Data were available for 1321 graduates from ten universities; 696 were women (52.7%), 259 had rural backgrounds (19.6%), and 413 had extended RCS experience (31.3%). Eight years after graduation, rural origin graduates with extended RCS experience were more likely than metropolitan origin graduates without this experience to practise in regional (relative risk [RR], 3.6; 95% CI, 1.8-7.1) or rural communities (RR, 4.8; 95% CI, 3.1-7.5). Concordance of location type five and eight years after graduation was 92.6% for metropolitan practice (84 of 1136 graduates had moved to regional/rural practice, 7.4%), 26% for regional practice (56 of 95 had moved to metropolitan practice, 59%), and 73% for rural practice (20 of 100 had moved to metropolitan practice, 20%). Metropolitan origin graduates with extended RCS experience were more likely than those without it to remain in rural practice (RR, 2.0; 95% CI, 1.3-2.9) or to move to rural practice (RR, 1.9; 95% CI, 1.2-3.1).

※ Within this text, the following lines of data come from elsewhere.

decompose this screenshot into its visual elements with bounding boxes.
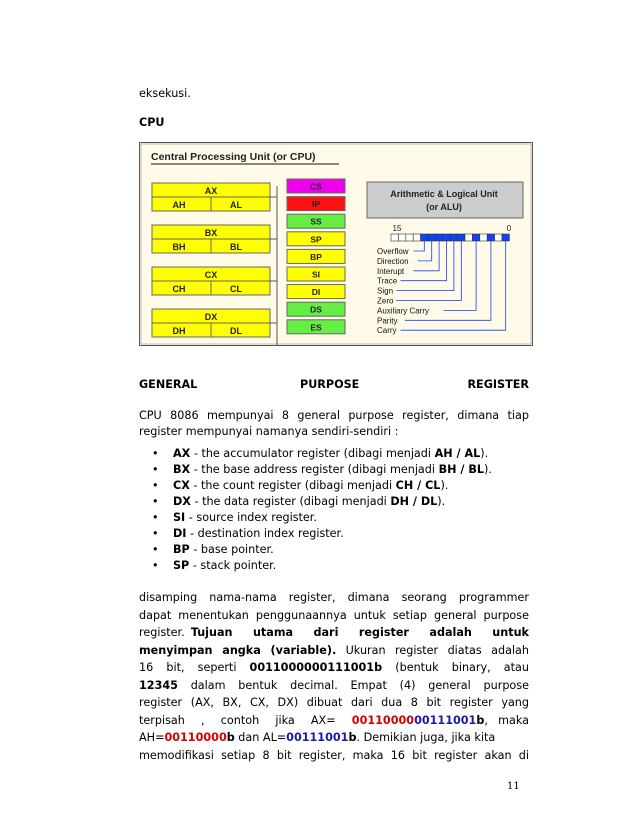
text: (bentuk binary, atau [382,661,529,674]
segment-register-group [287,179,345,334]
binary-low-blue: 00111001 [286,731,349,744]
flag-label: Parity [377,316,398,326]
register-end: ). [484,463,492,476]
para-line [139,729,529,747]
flag-bit [421,234,428,241]
text: register. [139,626,191,639]
register-low-label: AL [230,200,242,210]
para-line: memodifikasi setiap 8 bit register, maka 16 bit register akan di [139,748,529,762]
register-high-label: AH [172,200,186,210]
alu-box [367,182,523,218]
heading-register: REGISTER [467,378,529,391]
intro-line: register mempunyai namanya sendiri-sendiri : [139,425,399,438]
register-list [139,446,529,574]
register-low-label: BL [230,242,242,252]
page-number: 11 [507,781,520,792]
para-line [139,677,529,695]
flag-bit [406,234,413,241]
flag-bit [495,234,502,241]
segment-register-label: SP [310,234,322,245]
text-bold: b [226,731,235,744]
register-low-label: DL [230,326,242,336]
register-desc: - the count register (dibagi menjadi [189,479,396,492]
flag-label: Zero [377,296,394,306]
register-item [139,462,529,478]
text: dalam bentuk decimal. Empat (4) general purpose [177,678,529,692]
para-line [139,642,529,660]
bit-label: 0 [506,224,512,233]
text: terpisah , contoh jika AX= [139,713,352,727]
register-end: ). [480,447,489,460]
para-line [139,659,529,677]
register-item [139,558,529,574]
flag-bit [435,234,442,241]
alu-label: (or ALU) [426,202,462,212]
register-end: ). [440,479,449,492]
flag-bit [480,234,487,241]
register-name: DI [173,527,187,540]
flag-label: Trace [377,276,398,286]
register-name: SP [173,559,190,572]
register-name: AX [173,447,191,460]
register-item [139,494,529,510]
register-name: BX [173,463,191,476]
flag-label: Sign [377,286,394,296]
flag-label: Auxiliary Carry [377,306,430,316]
text: . Demikian juga, jika kita [356,731,496,744]
register-high-label: CH [172,284,186,294]
register-desc: - base pointer. [189,543,274,556]
register-high-label: BH [172,242,186,252]
register-label: AX [204,186,218,196]
text-bold: b [476,713,485,727]
flag-bit [472,234,479,241]
flag-bit [458,234,465,241]
diagram-title: Central Processing Unit (or CPU) [151,151,316,163]
binary-low-blue: 00111001 [414,713,477,727]
para-line [139,624,529,642]
general-purpose-heading [139,378,529,394]
intro-paragraph [139,408,529,440]
flag-bit [502,234,509,241]
register-desc: - stack pointer. [189,559,277,572]
register-parts: BH / BL [438,463,484,476]
register-low-label: CL [230,284,242,294]
heading-purpose: PURPOSE [300,378,360,391]
bit-label: 15 [392,224,402,233]
flag-bit [487,234,494,241]
register-name: DX [173,495,191,508]
para-line: disamping nama-nama register, dimana seorang programmer [139,591,529,604]
register-parts: AH / AL [434,447,481,460]
register-desc: - the data register (dibagi menjadi [190,495,391,508]
section-heading-cpu: CPU [139,116,165,129]
body-paragraph [139,589,529,764]
register-label: BX [204,228,218,238]
register-item [139,446,529,462]
register-label: CX [204,270,218,280]
alu-label: Arithmetic & Logical Unit [390,189,498,199]
register-high-label: DH [172,326,186,336]
segment-register-label: SI [311,269,321,280]
heading-general: GENERAL [139,378,198,391]
flag-bit [391,234,398,241]
register-parts: DH / DL [390,495,438,508]
para-line [139,712,529,730]
flag-label: Carry [377,326,397,336]
flag-label: Overflow [377,247,409,256]
register-name: BP [173,543,190,556]
register-desc: - destination index register. [186,527,344,540]
binary-high-red: 00110000 [164,731,227,744]
binary-value: 0011000000111001b [249,661,383,674]
segment-register-label: ES [310,322,322,333]
register-item [139,478,529,494]
text-line: eksekusi. [139,87,191,100]
text-bold: Tujuan utama dari register adalah untuk [190,626,529,639]
segment-register-label: CS [310,181,322,192]
text: 16 bit, seperti [139,661,250,674]
register-desc: - source index register. [185,511,317,524]
flag-bit [450,234,457,241]
decimal-value: 12345 [139,678,178,692]
text: , maka [484,713,529,727]
cpu-diagram [139,142,533,346]
intro-line: CPU 8086 mempunyai 8 general purpose register, dimana tiap [139,409,529,422]
segment-register-label: DI [311,287,321,298]
segment-register-label: IP [311,199,321,210]
register-desc: - the base address register (dibagi menjadi [190,463,439,476]
register-parts: CH / CL [395,479,441,492]
binary-high-red: 00110000 [351,713,415,727]
segment-register-label: DS [310,304,322,315]
para-line: register (AX, BX, CX, DX) dibuat dari dua 8 bit register yang [139,696,529,709]
flag-bit [428,234,435,241]
flag-label: Interupt [377,266,405,276]
text: AH= [139,731,165,744]
segment-register-label: SS [310,216,322,227]
segment-register-label: BP [310,251,322,262]
text-bold: b [348,731,357,744]
para-line: dapat menentukan penggunaannya untuk setiap general purpose [139,608,529,622]
flag-bit [443,234,450,241]
text: dan AL= [234,731,287,744]
flag-label: Direction [377,256,409,266]
flag-bit [398,234,405,241]
flag-bit [413,234,420,241]
register-item [139,526,529,542]
text: Ukuran register diatas adalah [336,643,529,657]
register-item [139,510,529,526]
register-name: SI [173,511,186,524]
register-end: ). [437,495,446,508]
text-bold: menyimpan angka (variable). [139,643,337,657]
register-item [139,542,529,558]
register-label: DX [204,312,218,322]
flag-bit [465,234,472,241]
register-desc: - the accumulator register (dibagi menjadi [190,447,435,460]
register-name: CX [173,479,190,492]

The distribution of graduates by practice location type was similar five and eight years after graduation. Recruitment to and retention in rural practice were higher among graduates with extended RCS experience. Our findings reinforce the importance of longitudinal rural and regional training pathways, and the role of RCSs, regional training hubs, and the rural generalist training program in coordinating these initiatives.

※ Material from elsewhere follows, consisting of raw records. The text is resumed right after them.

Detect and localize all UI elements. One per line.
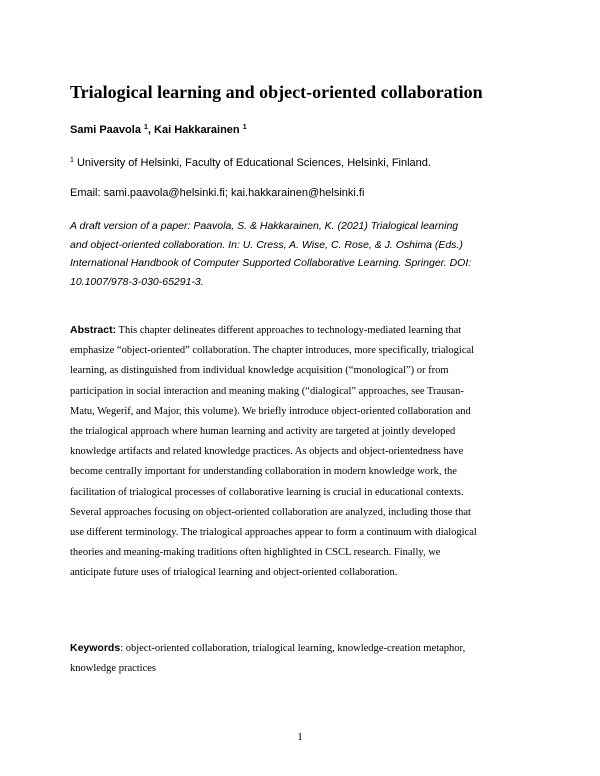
draft-note-line: and object-oriented collaboration. In: U. Cress, A. Wise, C. Rose, & J. Oshima (Eds.) — [70, 238, 463, 251]
abstract-first-line-text: This chapter delineates different approaches to technology-mediated learning that — [116, 325, 462, 336]
abstract-line: use different terminology. The trialogical approaches appear to form a continuum with dialogical — [70, 527, 477, 539]
author-separator: , — [147, 124, 155, 136]
abstract-line: Matu, Wegerif, and Major, this volume). We briefly introduce object-oriented collaboration and — [70, 405, 471, 417]
author-name: Kai Hakkarainen — [154, 124, 240, 136]
affiliation-marker: 1 — [242, 124, 247, 131]
affiliation-marker: 1 — [70, 157, 74, 164]
keywords-list: : object-oriented collaboration, trialogical learning, knowledge-creation metaphor, — [120, 643, 466, 654]
abstract-line: Several approaches focusing on object-oriented collaboration are analyzed, including those that — [70, 506, 471, 518]
keywords-label: Keywords — [70, 642, 121, 654]
affiliation — [70, 155, 431, 171]
author-list — [70, 122, 247, 138]
draft-citation-note — [70, 217, 530, 291]
affiliation-marker: 1 — [144, 124, 148, 131]
abstract-line: facilitation of trialogical processes of collaborative learning is crucial in educational contexts. — [70, 486, 464, 498]
affiliation-text: University of Helsinki, Faculty of Educational Sciences, Helsinki, Finland. — [76, 157, 431, 169]
abstract-line: the trialogical approach where human learning and activity are targeted at jointly developed — [70, 426, 456, 438]
abstract-line: learning, as distinguished from individual knowledge acquisition (“monological”) or from — [70, 365, 449, 377]
abstract-line: theories and meaning-making traditions often highlighted in CSCL research. Finally, we — [70, 547, 441, 559]
abstract-line — [70, 320, 532, 341]
author-name: Sami Paavola — [70, 124, 141, 136]
keywords — [70, 638, 532, 679]
abstract-line: knowledge artifacts and related knowledge practices. As objects and object-orientedness have — [70, 446, 464, 458]
keywords-line: knowledge practices — [70, 663, 157, 674]
page-number: 1 — [297, 731, 303, 743]
abstract-line: anticipate future uses of trialogical learning and object-oriented collaboration. — [70, 567, 398, 579]
draft-note-line: International Handbook of Computer Supported Collaborative Learning. Springer. DOI: — [70, 257, 472, 269]
abstract-line: emphasize “object-oriented” collaboration. The chapter introduces, more specifically, trialogical — [70, 345, 475, 357]
abstract-line: participation in social interaction and meaning making (“dialogical” approaches, see Trausan- — [70, 385, 464, 397]
contact-email: Email: sami.paavola@helsinki.fi; kai.hakkarainen@helsinki.fi — [70, 187, 365, 199]
paper-title: Trialogical learning and object-oriented collaboration — [70, 82, 483, 102]
draft-note-line: 10.1007/978-3-030-65291-3. — [70, 275, 204, 288]
keywords-line — [70, 638, 532, 659]
abstract — [70, 320, 532, 584]
abstract-label: Abstract: — [70, 324, 117, 336]
draft-note-line: A draft version of a paper: Paavola, S. & Hakkarainen, K. (2021) Trialogical learning — [70, 220, 459, 232]
abstract-line: become centrally important for understanding collaboration in modern knowledge work, the — [70, 466, 457, 478]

研究医学专业延长学制毕业生的农村临床学校(RCS)经历及地理来源与毕业后五年和八年在农村社区执业之间的关联。
设计、研究对象:对来自澳大利亚十所设有农村临床学校或地区医学学校的医学院校的2011年国内医学毕业生进行队列研究。
澳大利亚卫生从业人员监管局记录的毕业后八年(2019/2020年)的执业地点类型,根据2015年改良莫纳什模型分为农村或大都市地区;研究生阶段第5年(2016/2017年)和第8年(2019/2020年)之间执业地点类型的变化。
十所大学的1321名毕业生的数据可用;其中696名是女性(52.7%),259名有农村背景(19.6%),413名有延长的RCS经历(31.3%)。毕业后八年,有延长RCS经历的农村生源毕业生比没有这种经历的大都市生源毕业生更有可能在地区(相对风险[RR],3.6;95%置信区间,1.8 - 7.1)或农村社区执业(RR,4.8;95%置信区间,3.1 - 7.5)。毕业后五年和八年执业地点类型的一致性,大都市地区执业为92.6%(1136名毕业生中有84名转到地区/农村执业,7.4%),地区执业为26%(95名中有56名转到大都市执业,59%),农村执业为73%(100名中有20名转到大都市执业,20%)。有延长RCS经历的大都市生源毕业生比没有这种经历的毕业生更有可能留在农村执业(RR,2.0;95%置信区间,1.3 - 2.9)或转到农村执业(RR,1.9;95%置信区间,1.2 - 3.1)。
毕业后五年和八年按执业地点类型划分的毕业生分布相似。有延长RCS经历的毕业生在农村执业的招募和留用率更高。我们的研究结果强化了纵向农村和地区培训路径的重要性,以及农村临床学校、地区培训中心和农村全科医生培训项目在协调这些举措中的作用。